Прекраснее — тернового венка…

Николай Алексеевич Некрасов

Сказать, что Драко Малфоя удивил выбор сына — не сказать ничего. В день, когда мальчишка привел в дом смятенную, переминающуюся с ноги на ногу рыжую девушку, он опешил. Первым желанием в ответ на фразу Скорпиуса: «Знакомься, отец, это Роза Уизли — моя невеста», — было хорошенько отшлепать отпрыска по заднице и отправить в свою комнату. Но за тем, чтобы попа сына находилась в полной неприкосновенности, с детства и до самой своей кончины следила Астория. Как скала она вставала между своими мужчинами, если в диалоге сына и отца чувствовалось приближение грозы. Узкая спина миссис Малфой всегда заслоняла не в меру расшалившегося отпрыска, разлившего, скажем, целую бутыль чернил на документы отца или запустившего собственный ботинок в утреннюю порцию овсяной каши. Но особым пунктом защиты выступали друзья Скорпиуса, время от времени появлявшиеся в благородном доме, но не соответствовавшие ему по статусу крови.

— Тс-с-с, — говорила она в таких случаях, вставая перед мужем на цыпочки, обвивая его шею руками, — милый, это же дети. Вспомни себя! Вспомни нас! Как страдали мы, лишенные возможности общаться с теми, к кому нас тянуло всей душой.

И жаркий костер возмущения моментально и без шипения гас на его бледных щеках. Одной только фразой или позой вздыбившейся кошки она могла заставить мужа поменять свое решение.

— В выходные мы должны навестить родителей, — говорил Драко.

— Нет, — мягко возражала жена, — как ты мог забыть, папаша? Скорпиус участвует в благотворительной театральной постановке, и мы не пропустим это.

— Его может сопроводить и няня!

–Не может! Когда у мужчины есть отец!

В другой раз могло произойти и такое:

— Дорогая, я немного задержусь. У меня остались дела в Министерстве.

— Такие что не могут подождать?

— Да.

— Как знаешь, но только не удивляйся, если завтра, рабочих дел у тебя станет больше, а сын забудет твое лицо. А потом и имя.

И Драко спешил домой со всех ног, плюнув на подготовку к утреннему докладу перед самим Министром. Он ворошил все эти бумажки глубокой ночью, дома, в собственной спальне, перед теплым камином и рядом со спящей женой. Любуясь, как блики робкого света самовольно рисуют на ее теле теплые кружева.
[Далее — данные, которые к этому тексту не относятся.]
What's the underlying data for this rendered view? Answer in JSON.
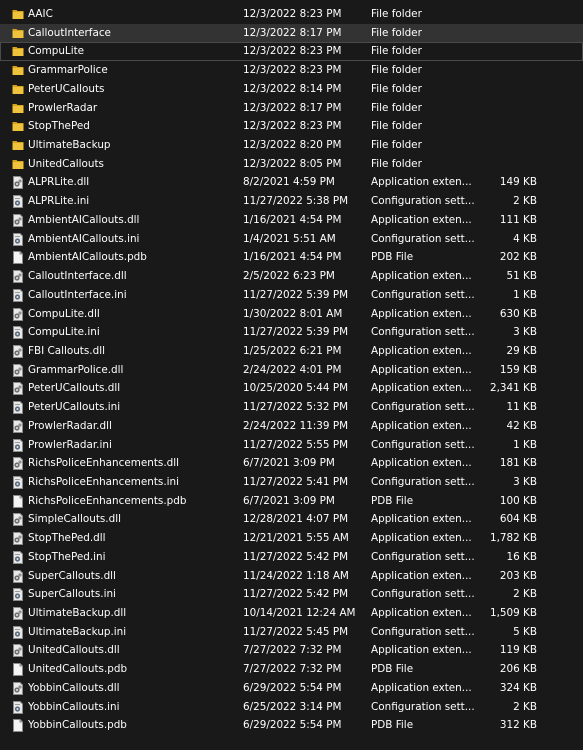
{
  "files": [
    {
      "name": "AAIC",
      "date": "12/3/2022 8:23 PM",
      "type": "File folder",
      "size": "",
      "icon": "folder-icon"
    },
    {
      "name": "CalloutInterface",
      "date": "12/3/2022 8:17 PM",
      "type": "File folder",
      "size": "",
      "icon": "folder-icon"
    },
    {
      "name": "CompuLite",
      "date": "12/3/2022 8:23 PM",
      "type": "File folder",
      "size": "",
      "icon": "folder-icon"
    },
    {
      "name": "GrammarPolice",
      "date": "12/3/2022 8:23 PM",
      "type": "File folder",
      "size": "",
      "icon": "folder-icon"
    },
    {
      "name": "PeterUCallouts",
      "date": "12/3/2022 8:14 PM",
      "type": "File folder",
      "size": "",
      "icon": "folder-icon"
    },
    {
      "name": "ProwlerRadar",
      "date": "12/3/2022 8:17 PM",
      "type": "File folder",
      "size": "",
      "icon": "folder-icon"
    },
    {
      "name": "StopThePed",
      "date": "12/3/2022 8:23 PM",
      "type": "File folder",
      "size": "",
      "icon": "folder-icon"
    },
    {
      "name": "UltimateBackup",
      "date": "12/3/2022 8:20 PM",
      "type": "File folder",
      "size": "",
      "icon": "folder-icon"
    },
    {
      "name": "UnitedCallouts",
      "date": "12/3/2022 8:05 PM",
      "type": "File folder",
      "size": "",
      "icon": "folder-icon"
    },
    {
      "name": "ALPRLite.dll",
      "date": "8/2/2021 4:59 PM",
      "type": "Application exten...",
      "size": "149 KB",
      "icon": "dll-file-icon"
    },
    {
      "name": "ALPRLite.ini",
      "date": "11/27/2022 5:38 PM",
      "type": "Configuration sett...",
      "size": "2 KB",
      "icon": "config-file-icon"
    },
    {
      "name": "AmbientAICallouts.dll",
      "date": "1/16/2021 4:54 PM",
      "type": "Application exten...",
      "size": "111 KB",
      "icon": "dll-file-icon"
    },
    {
      "name": "AmbientAICallouts.ini",
      "date": "1/4/2021 5:51 AM",
      "type": "Configuration sett...",
      "size": "4 KB",
      "icon": "config-file-icon"
    },
    {
      "name": "AmbientAICallouts.pdb",
      "date": "1/16/2021 4:54 PM",
      "type": "PDB File",
      "size": "202 KB",
      "icon": "blank-file-icon"
    },
    {
      "name": "CalloutInterface.dll",
      "date": "2/5/2022 6:23 PM",
      "type": "Application exten...",
      "size": "51 KB",
      "icon": "dll-file-icon"
    },
    {
      "name": "CalloutInterface.ini",
      "date": "11/27/2022 5:39 PM",
      "type": "Configuration sett...",
      "size": "1 KB",
      "icon": "config-file-icon"
    },
    {
      "name": "CompuLite.dll",
      "date": "1/30/2022 8:01 AM",
      "type": "Application exten...",
      "size": "630 KB",
      "icon": "dll-file-icon"
    },
    {
      "name": "CompuLite.ini",
      "date": "11/27/2022 5:39 PM",
      "type": "Configuration sett...",
      "size": "3 KB",
      "icon": "config-file-icon"
    },
    {
      "name": "FBI Callouts.dll",
      "date": "1/25/2022 6:21 PM",
      "type": "Application exten...",
      "size": "29 KB",
      "icon": "dll-file-icon"
    },
    {
      "name": "GrammarPolice.dll",
      "date": "2/24/2022 4:01 PM",
      "type": "Application exten...",
      "size": "159 KB",
      "icon": "dll-file-icon"
    },
    {
      "name": "PeterUCallouts.dll",
      "date": "10/25/2020 5:44 PM",
      "type": "Application exten...",
      "size": "2,341 KB",
      "icon": "dll-file-icon"
    },
    {
      "name": "PeterUCallouts.ini",
      "date": "11/27/2022 5:32 PM",
      "type": "Configuration sett...",
      "size": "11 KB",
      "icon": "config-file-icon"
    },
    {
      "name": "ProwlerRadar.dll",
      "date": "2/24/2022 11:39 PM",
      "type": "Application exten...",
      "size": "42 KB",
      "icon": "dll-file-icon"
    },
    {
      "name": "ProwlerRadar.ini",
      "date": "11/27/2022 5:55 PM",
      "type": "Configuration sett...",
      "size": "1 KB",
      "icon": "config-file-icon"
    },
    {
      "name": "RichsPoliceEnhancements.dll",
      "date": "6/7/2021 3:09 PM",
      "type": "Application exten...",
      "size": "181 KB",
      "icon": "dll-file-icon"
    },
    {
      "name": "RichsPoliceEnhancements.ini",
      "date": "11/27/2022 5:41 PM",
      "type": "Configuration sett...",
      "size": "3 KB",
      "icon": "config-file-icon"
    },
    {
      "name": "RichsPoliceEnhancements.pdb",
      "date": "6/7/2021 3:09 PM",
      "type": "PDB File",
      "size": "100 KB",
      "icon": "blank-file-icon"
    },
    {
      "name": "SimpleCallouts.dll",
      "date": "12/28/2021 4:07 PM",
      "type": "Application exten...",
      "size": "604 KB",
      "icon": "dll-file-icon"
    },
    {
      "name": "StopThePed.dll",
      "date": "12/21/2021 5:55 AM",
      "type": "Application exten...",
      "size": "1,782 KB",
      "icon": "dll-file-icon"
    },
    {
      "name": "StopThePed.ini",
      "date": "11/27/2022 5:42 PM",
      "type": "Configuration sett...",
      "size": "16 KB",
      "icon": "config-file-icon"
    },
    {
      "name": "SuperCallouts.dll",
      "date": "11/24/2022 1:18 AM",
      "type": "Application exten...",
      "size": "203 KB",
      "icon": "dll-file-icon"
    },
    {
      "name": "SuperCallouts.ini",
      "date": "11/27/2022 5:42 PM",
      "type": "Configuration sett...",
      "size": "2 KB",
      "icon": "config-file-icon"
    },
    {
      "name": "UltimateBackup.dll",
      "date": "10/14/2021 12:24 AM",
      "type": "Application exten...",
      "size": "1,509 KB",
      "icon": "dll-file-icon"
    },
    {
      "name": "UltimateBackup.ini",
      "date": "11/27/2022 5:45 PM",
      "type": "Configuration sett...",
      "size": "5 KB",
      "icon": "config-file-icon"
    },
    {
      "name": "UnitedCallouts.dll",
      "date": "7/27/2022 7:32 PM",
      "type": "Application exten...",
      "size": "119 KB",
      "icon": "dll-file-icon"
    },
    {
      "name": "UnitedCallouts.pdb",
      "date": "7/27/2022 7:32 PM",
      "type": "PDB File",
      "size": "206 KB",
      "icon": "blank-file-icon"
    },
    {
      "name": "YobbinCallouts.dll",
      "date": "6/29/2022 5:54 PM",
      "type": "Application exten...",
      "size": "324 KB",
      "icon": "dll-file-icon"
    },
    {
      "name": "YobbinCallouts.ini",
      "date": "6/25/2022 3:14 PM",
      "type": "Configuration sett...",
      "size": "2 KB",
      "icon": "config-file-icon"
    },
    {
      "name": "YobbinCallouts.pdb",
      "date": "6/29/2022 5:54 PM",
      "type": "PDB File",
      "size": "312 KB",
      "icon": "blank-file-icon"
    }
  ],
  "selected_index": 1,
  "focused_index": 2,
  "colors": {
    "background": "#191919",
    "selected_row": "#333333",
    "text": "#ffffff",
    "folder_yellow": "#f0c33c",
    "folder_dark": "#d9a21b"
  }
}
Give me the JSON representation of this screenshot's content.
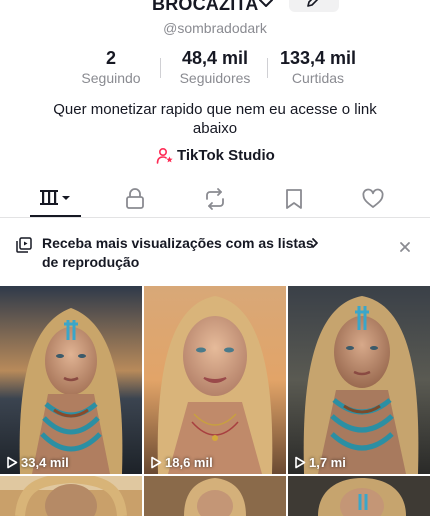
{
  "profile": {
    "display_name": "BROCAZITA",
    "handle": "@sombradodark",
    "bio": "Quer monetizar rapido que nem eu acesse o link abaixo"
  },
  "stats": [
    {
      "value": "2",
      "label": "Seguindo"
    },
    {
      "value": "48,4 mil",
      "label": "Seguidores"
    },
    {
      "value": "133,4 mil",
      "label": "Curtidas"
    }
  ],
  "studio_link": {
    "label": "TikTok Studio",
    "icon": "person-star-icon",
    "accent": "#fe2c55"
  },
  "tabs": [
    {
      "icon": "videos-grid-icon",
      "active": true
    },
    {
      "icon": "lock-icon",
      "active": false
    },
    {
      "icon": "repost-icon",
      "active": false
    },
    {
      "icon": "bookmark-icon",
      "active": false
    },
    {
      "icon": "heart-icon",
      "active": false
    }
  ],
  "promo": {
    "text": "Receba mais visualizações com as listas de reprodução",
    "icon": "playlist-icon"
  },
  "videos": [
    {
      "views": "33,4 mil"
    },
    {
      "views": "18,6 mil"
    },
    {
      "views": "1,7 mi"
    }
  ],
  "colors": {
    "text_primary": "#161823",
    "text_secondary": "#8a8b91",
    "accent": "#fe2c55"
  }
}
Драко никогда не мог избавиться от воспоминаний быстро. Особенно, когда флэшбэки касались Астории. Он чувствовал, что становится слабым и уязвимым, но не мог отказаться от слишком живых картинок в собственной голове. Астория жила вопреки аристократическому воспитанию: спала обнаженной, крепко прижимаясь к нему, делая нормальный сон мужчины невозможным. Она заливисто смеялась и так громко чихала, что Драко прибегал из другого конца дома спросить, все ли в порядке. А еще она пользовалась только мужским седлом, умела стрелять из ружья и свистеть — в общем, делала все то, чего не мог делать Драко. За исключением поездок в мужском седле.
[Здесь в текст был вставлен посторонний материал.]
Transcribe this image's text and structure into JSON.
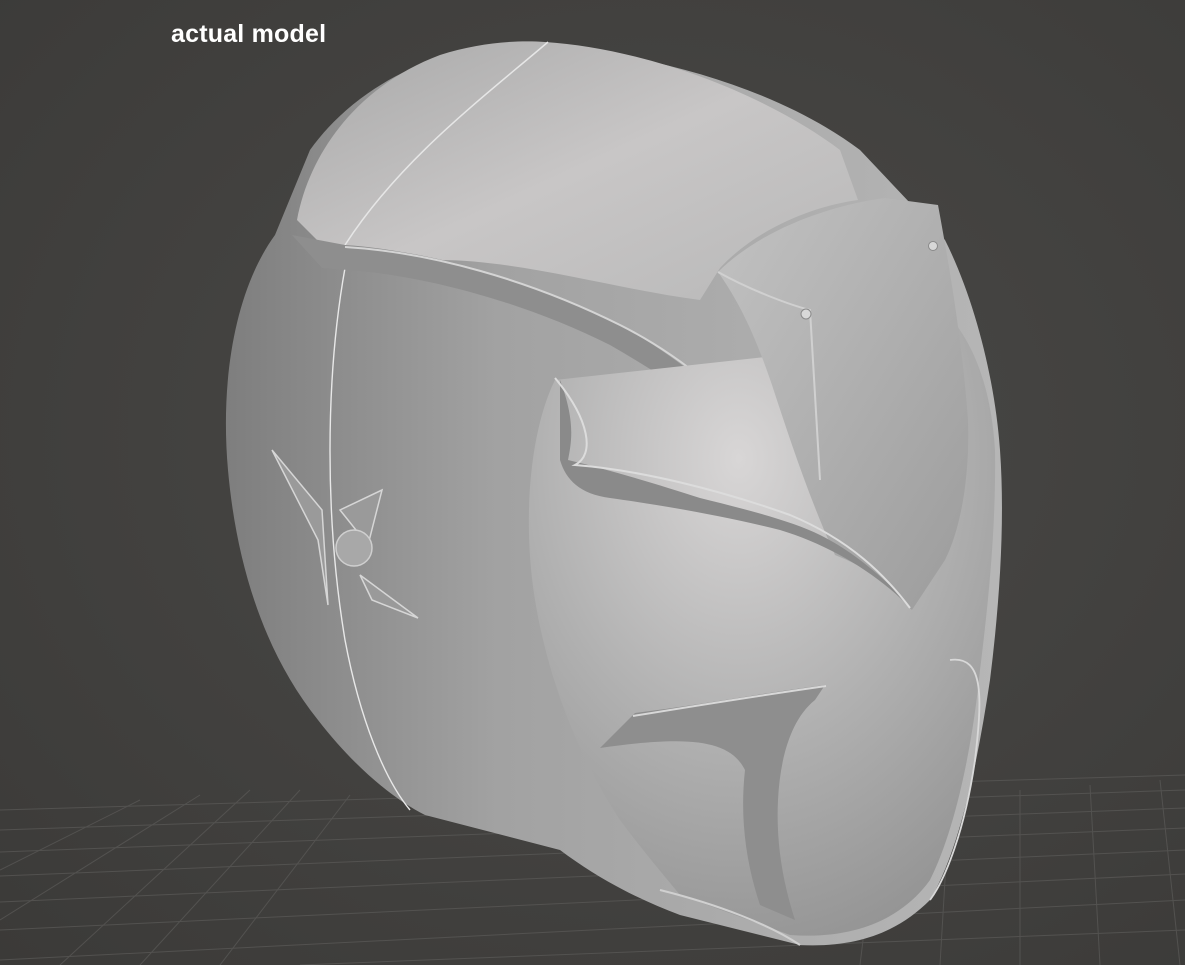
{
  "viewport": {
    "caption": "actual model",
    "background_color": "#403f3d",
    "grid_color": "#5a5957",
    "model_color": "#b4b4b4"
  }
}
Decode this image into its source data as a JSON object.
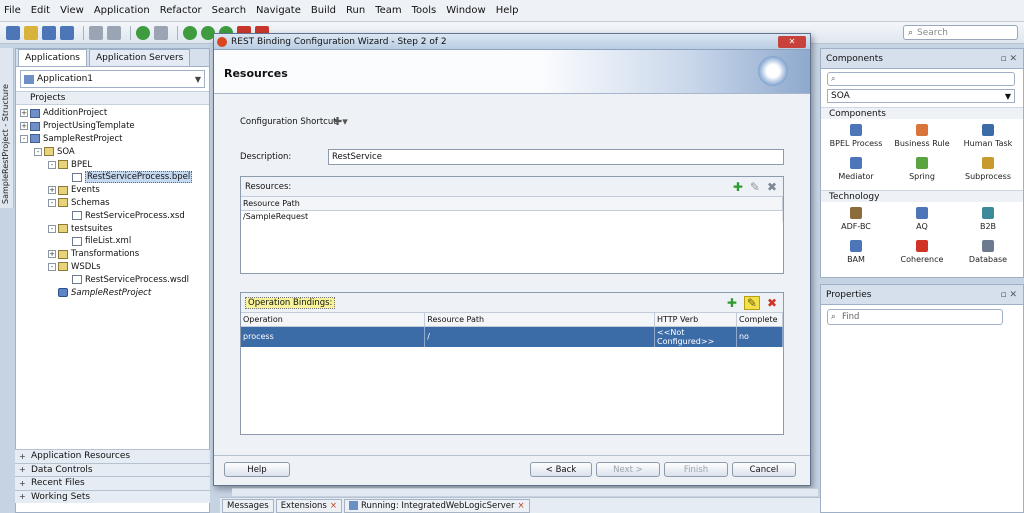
{
  "menu": [
    "File",
    "Edit",
    "View",
    "Application",
    "Refactor",
    "Search",
    "Navigate",
    "Build",
    "Run",
    "Team",
    "Tools",
    "Window",
    "Help"
  ],
  "search": {
    "placeholder": "Search"
  },
  "vertical_tab": "SampleRestProject - Structure",
  "left_panel": {
    "tabs": [
      "Applications",
      "Application Servers"
    ],
    "application": "Application1",
    "projects_header": "Projects",
    "tree": [
      {
        "label": "AdditionProject",
        "depth": 0,
        "exp": "+",
        "icon": "proj"
      },
      {
        "label": "ProjectUsingTemplate",
        "depth": 0,
        "exp": "+",
        "icon": "proj"
      },
      {
        "label": "SampleRestProject",
        "depth": 0,
        "exp": "-",
        "icon": "proj"
      },
      {
        "label": "SOA",
        "depth": 1,
        "exp": "-",
        "icon": "folder"
      },
      {
        "label": "BPEL",
        "depth": 2,
        "exp": "-",
        "icon": "folder"
      },
      {
        "label": "RestServiceProcess.bpel",
        "depth": 3,
        "exp": "",
        "icon": "file",
        "selected": true
      },
      {
        "label": "Events",
        "depth": 2,
        "exp": "+",
        "icon": "folder"
      },
      {
        "label": "Schemas",
        "depth": 2,
        "exp": "-",
        "icon": "folder"
      },
      {
        "label": "RestServiceProcess.xsd",
        "depth": 3,
        "exp": "",
        "icon": "file"
      },
      {
        "label": "testsuites",
        "depth": 2,
        "exp": "-",
        "icon": "folder"
      },
      {
        "label": "fileList.xml",
        "depth": 3,
        "exp": "",
        "icon": "file"
      },
      {
        "label": "Transformations",
        "depth": 2,
        "exp": "+",
        "icon": "folder"
      },
      {
        "label": "WSDLs",
        "depth": 2,
        "exp": "-",
        "icon": "folder"
      },
      {
        "label": "RestServiceProcess.wsdl",
        "depth": 3,
        "exp": "",
        "icon": "file"
      },
      {
        "label": "SampleRestProject",
        "depth": 2,
        "exp": "",
        "icon": "comp",
        "italic": true
      }
    ],
    "sections": [
      "Application Resources",
      "Data Controls",
      "Recent Files",
      "Working Sets"
    ]
  },
  "dialog": {
    "title": "REST Binding Configuration Wizard - Step 2 of 2",
    "banner_title": "Resources",
    "shortcut_label": "Configuration Shortcut:",
    "description_label": "Description:",
    "description_value": "RestService",
    "resources": {
      "header": "Resources:",
      "columns": [
        "Resource Path"
      ],
      "rows": [
        [
          "/SampleRequest"
        ]
      ]
    },
    "operations": {
      "header": "Operation Bindings:",
      "columns": [
        "Operation",
        "Resource Path",
        "HTTP Verb",
        "Complete"
      ],
      "rows": [
        [
          "process",
          "/",
          "<<Not Configured>>",
          "no"
        ]
      ]
    },
    "buttons": {
      "help": "Help",
      "back": "< Back",
      "next": "Next >",
      "finish": "Finish",
      "cancel": "Cancel"
    }
  },
  "components_panel": {
    "title": "Components",
    "category": "SOA",
    "groups": [
      {
        "name": "Components",
        "items": [
          {
            "label": "BPEL Process",
            "color": "#4d76b8"
          },
          {
            "label": "Business Rule",
            "color": "#d9743a"
          },
          {
            "label": "Human Task",
            "color": "#3c6ca8"
          },
          {
            "label": "Mediator",
            "color": "#4d76b8"
          },
          {
            "label": "Spring",
            "color": "#5aa33e"
          },
          {
            "label": "Subprocess",
            "color": "#c89a2e"
          }
        ]
      },
      {
        "name": "Technology",
        "items": [
          {
            "label": "ADF-BC",
            "color": "#8a6d3a"
          },
          {
            "label": "AQ",
            "color": "#4d76b8"
          },
          {
            "label": "B2B",
            "color": "#3e8a9b"
          },
          {
            "label": "BAM",
            "color": "#4d76b8"
          },
          {
            "label": "Coherence",
            "color": "#d03224"
          },
          {
            "label": "Database",
            "color": "#6c7a8e"
          }
        ]
      }
    ]
  },
  "properties_panel": {
    "title": "Properties",
    "find_placeholder": "Find"
  },
  "bottom_tabs": [
    "Messages",
    "Extensions",
    "Running: IntegratedWebLogicServer"
  ]
}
Скорпиус не впитал уроков Астории и от рождения не был наделен чертами Малфоев. В мальчике отсутствовали авантюризм матери, упорство отца, логика Нарциссы и гордость Люциуса. Мальчишка старался взять свое очарованием, ведь, разбавив чрезмерно острые малфоевские черты, кровь Гринграссов сделала Скорпиуса настоящим красавцем, и с возрастом харизма обещала проявляться сильнее. Но не всегда получить желаемое можно только за счет красивых глаз, а иного оружия природа юноше не пожаловала. Чувствуя близкий проигрыш, юный Малфой впадал в слепую ярость, справляться с которой умела только Астория. Драко же в такие моменты предпочитал исчезнуть, дабы не растерять авторитета. С возрастом глупая злость смягчилась коктейлем хитрости и изворотливости. Драко не хотел себе признаваться, но Скорпиус виртуозно овладел искусством лжи. Астория не узнала мальчика таким. Она покинула чистого светловолосого ребенка и растерянного, убитого горем ее угасания мужчину ранним октябрьским утром, накануне Дня рождения своего ребенка.
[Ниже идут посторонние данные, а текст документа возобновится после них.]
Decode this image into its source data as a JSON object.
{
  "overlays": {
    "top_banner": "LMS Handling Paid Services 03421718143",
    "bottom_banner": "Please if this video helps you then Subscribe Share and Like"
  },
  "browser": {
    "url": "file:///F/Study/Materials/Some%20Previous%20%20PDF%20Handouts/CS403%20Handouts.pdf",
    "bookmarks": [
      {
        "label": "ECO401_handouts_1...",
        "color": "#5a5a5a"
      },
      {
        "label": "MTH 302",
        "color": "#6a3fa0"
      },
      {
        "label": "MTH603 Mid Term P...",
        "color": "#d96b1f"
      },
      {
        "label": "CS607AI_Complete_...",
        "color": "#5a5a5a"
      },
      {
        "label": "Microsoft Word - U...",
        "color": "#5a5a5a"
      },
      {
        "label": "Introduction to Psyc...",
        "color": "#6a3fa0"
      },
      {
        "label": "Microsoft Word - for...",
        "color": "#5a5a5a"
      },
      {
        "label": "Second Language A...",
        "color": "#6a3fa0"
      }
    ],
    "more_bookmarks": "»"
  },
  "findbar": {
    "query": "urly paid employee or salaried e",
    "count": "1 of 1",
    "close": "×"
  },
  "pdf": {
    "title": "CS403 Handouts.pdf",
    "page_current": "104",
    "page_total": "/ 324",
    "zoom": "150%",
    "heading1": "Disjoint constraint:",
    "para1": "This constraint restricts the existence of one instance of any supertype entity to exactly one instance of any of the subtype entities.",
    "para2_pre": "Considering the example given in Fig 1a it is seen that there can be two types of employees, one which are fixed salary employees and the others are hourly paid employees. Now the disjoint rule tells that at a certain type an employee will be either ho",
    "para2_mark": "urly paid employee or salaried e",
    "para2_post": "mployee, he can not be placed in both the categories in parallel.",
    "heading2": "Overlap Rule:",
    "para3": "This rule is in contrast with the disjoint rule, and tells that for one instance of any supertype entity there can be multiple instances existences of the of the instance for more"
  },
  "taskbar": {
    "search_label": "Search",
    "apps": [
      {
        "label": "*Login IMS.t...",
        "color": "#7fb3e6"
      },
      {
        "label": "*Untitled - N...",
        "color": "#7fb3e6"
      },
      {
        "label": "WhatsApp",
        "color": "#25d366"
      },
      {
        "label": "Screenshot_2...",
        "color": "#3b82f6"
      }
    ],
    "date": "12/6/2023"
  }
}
С тех пор сын и отец отдалялись. Нет, конечно, Драко помогал Скорпиусу решать его проблемы в школе, проводил с ним по нескольку часов в выходные, но только после переезда Нарциссы и Люциуса на Побережье не стало и этого.

Старшая миссис Малфой не раз заводила разговор о продаже дома, когда появлялась у Драко в гостях. Нарцисса просила сына перебраться поближе к ней, мотивируя переезд тем, что ДАЖЕ ЛЮЦИУС считает продажу Малфой-Мэнора разумной мерой: дом слишком велик, и необходимость в нем отпала, когда стало ясно, что семья не вернет былого величия. Но Драко понимал — причина в другом, и Мэнор потерял для отца свою ценность после того, как во времена Второй Магической войны в их особняке располагалась штаб-квартира приспешников Волан-де-Морта.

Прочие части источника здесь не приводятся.